Being a geek male, it is a certain thrill when I notice a woman staring at me with genuine interest on her face. She walks pass me, with eyes for me, and me alone. She hesitantly stops in the midst of walking, catches my eye, she asks me, a bit shy, but unable to contain herself:
“That’s a cool shirt, where did you get it?”
I calmly yank my Orange Julius from my lips, careful to keep the sweet nectar from spilling no more than a s**t ton of drops all over the place and respond, “Buh? Huh? Oh yeah, um, thanks…. online, uh… got it… online.” This back and forth is only made more playfully flirty by the smoldering vacant look on my face, and her quickly walking off to continue talking to her friends.
Don’t hate the playa, hate the game.
In the meantime, here’s one of the shirts I wear that makes all the ladies want my body to continue being clothed:
I like my shirts with a certain unique flair to them. In the world of geekiness, references are king. And the more specific, obscure, and fun the reference, the more likely I will shell out my hard earned gold pressed latinum (that is a Star Trek: Deep Space Nine reference WHAT’S UP?!) and buy said specifically obscure and fun referential t-shirt. And the more original the art, the more I’ll geek out when I procure them threads. I mean, RedBubble.com had the above Scott Pilgrim vs The World shirt and the following shirt!

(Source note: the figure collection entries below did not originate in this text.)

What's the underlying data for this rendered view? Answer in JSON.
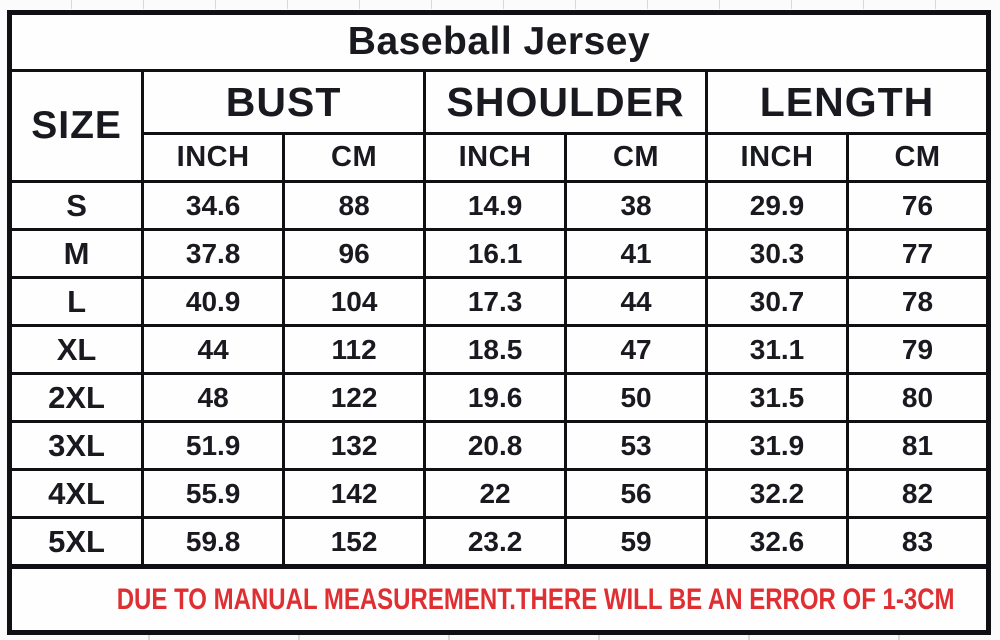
{
  "title": "Baseball Jersey",
  "columns": {
    "size": "SIZE",
    "groups": [
      {
        "label": "BUST"
      },
      {
        "label": "SHOULDER"
      },
      {
        "label": "LENGTH"
      }
    ],
    "units": [
      "INCH",
      "CM",
      "INCH",
      "CM",
      "INCH",
      "CM"
    ]
  },
  "rows": [
    {
      "size": "S",
      "values": [
        "34.6",
        "88",
        "14.9",
        "38",
        "29.9",
        "76"
      ]
    },
    {
      "size": "M",
      "values": [
        "37.8",
        "96",
        "16.1",
        "41",
        "30.3",
        "77"
      ]
    },
    {
      "size": "L",
      "values": [
        "40.9",
        "104",
        "17.3",
        "44",
        "30.7",
        "78"
      ]
    },
    {
      "size": "XL",
      "values": [
        "44",
        "112",
        "18.5",
        "47",
        "31.1",
        "79"
      ]
    },
    {
      "size": "2XL",
      "values": [
        "48",
        "122",
        "19.6",
        "50",
        "31.5",
        "80"
      ]
    },
    {
      "size": "3XL",
      "values": [
        "51.9",
        "132",
        "20.8",
        "53",
        "31.9",
        "81"
      ]
    },
    {
      "size": "4XL",
      "values": [
        "55.9",
        "142",
        "22",
        "56",
        "32.2",
        "82"
      ]
    },
    {
      "size": "5XL",
      "values": [
        "59.8",
        "152",
        "23.2",
        "59",
        "32.6",
        "83"
      ]
    }
  ],
  "footer": {
    "note": "DUE TO MANUAL MEASUREMENT.THERE WILL BE AN ERROR OF 1-3CM"
  },
  "colors": {
    "border": "#101014",
    "text": "#191920",
    "note_red": "#e02f33",
    "background": "#fefefe"
  },
  "chart_data": {
    "type": "table",
    "title": "Baseball Jersey",
    "column_groups": [
      "SIZE",
      "BUST",
      "SHOULDER",
      "LENGTH"
    ],
    "sub_columns": [
      "INCH",
      "CM",
      "INCH",
      "CM",
      "INCH",
      "CM"
    ],
    "rows": [
      [
        "S",
        34.6,
        88,
        14.9,
        38,
        29.9,
        76
      ],
      [
        "M",
        37.8,
        96,
        16.1,
        41,
        30.3,
        77
      ],
      [
        "L",
        40.9,
        104,
        17.3,
        44,
        30.7,
        78
      ],
      [
        "XL",
        44,
        112,
        18.5,
        47,
        31.1,
        79
      ],
      [
        "2XL",
        48,
        122,
        19.6,
        50,
        31.5,
        80
      ],
      [
        "3XL",
        51.9,
        132,
        20.8,
        53,
        31.9,
        81
      ],
      [
        "4XL",
        55.9,
        142,
        22,
        56,
        32.2,
        82
      ],
      [
        "5XL",
        59.8,
        152,
        23.2,
        59,
        32.6,
        83
      ]
    ],
    "annotation": "DUE TO MANUAL MEASUREMENT.THERE WILL BE AN ERROR OF 1-3CM"
  }
}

Again, thanks to redbubble for these shirts:
So then, you think to yourself, “I like Werewolves. But I like astronauts too. I will never find a shirt where these two great flavors will meet!” INCORRECT!
Just go to Threadless.com and find amazing designs and t-shirts made by real artists who get REAL paid when you buy these shirts!
Maybe you have a hankering for official DC super hero symbol shirts? Well, because I’m a big geek for Kingdom Come (written by Mark Waid and painted by Alex Ross), I bought a Kingdom Come Superman symbol shirt from Graphittidesigns.com.
Wanna know something a little surprising? My favorite Buffy the Vampire Slayer shirt isn’t even made in America. It was made by Qwertee.com in England. But be careful when buying from this site. The American dollar is down, so the shirts are worth more in pounds.
Also I have my Van Gogh Doctor Who shirt, just cuz I need to be different and cool. And because the art is awesome. I think I just bought this off of Amazon.
But you know what’s the best shirt to buy? The shirt you buy straight from the creator of the very thing you love. In this case, it was an Axe Cop t-shirt.
So if you’re on the lookout for geeked out threads, try out the above sites. In the meantime, please don’t buy every shirt I bought, unless you’re buying me a backup shirt. In that case, go crazy!
I am conflicted, you are buying from the creator of the art piece but the creator of the franchise doesn’t see a dime. Or do they? Are there any copy right issues regarding these shirts? For example the Van Gogh Doctor Who shirt. Maybe there isn’t an issue, I love these sites and have bought shirts from them but the thought of copyright just occurred to me.It’s a reason I am hesitant to buy from artists in the artist alley’s at conventions. They are capable of beautiful art, yes. But making money without the permission of the original artist/franchise. Anyways, it’s just a thought. I’ve seen some bad ass stuff in the artist alley.
I can say comfortably that 70% of these sites are paying money towards the creator of said franchise. The other 30%… okay, I don’t know for sure. But at the same time, its free advertising and if I want a design, then I will buy it, official or bootleg. Beautiful art is beautiful art and I will buy it.
And the Van Gogh Doctor Who shirt is officially from Doctor Who!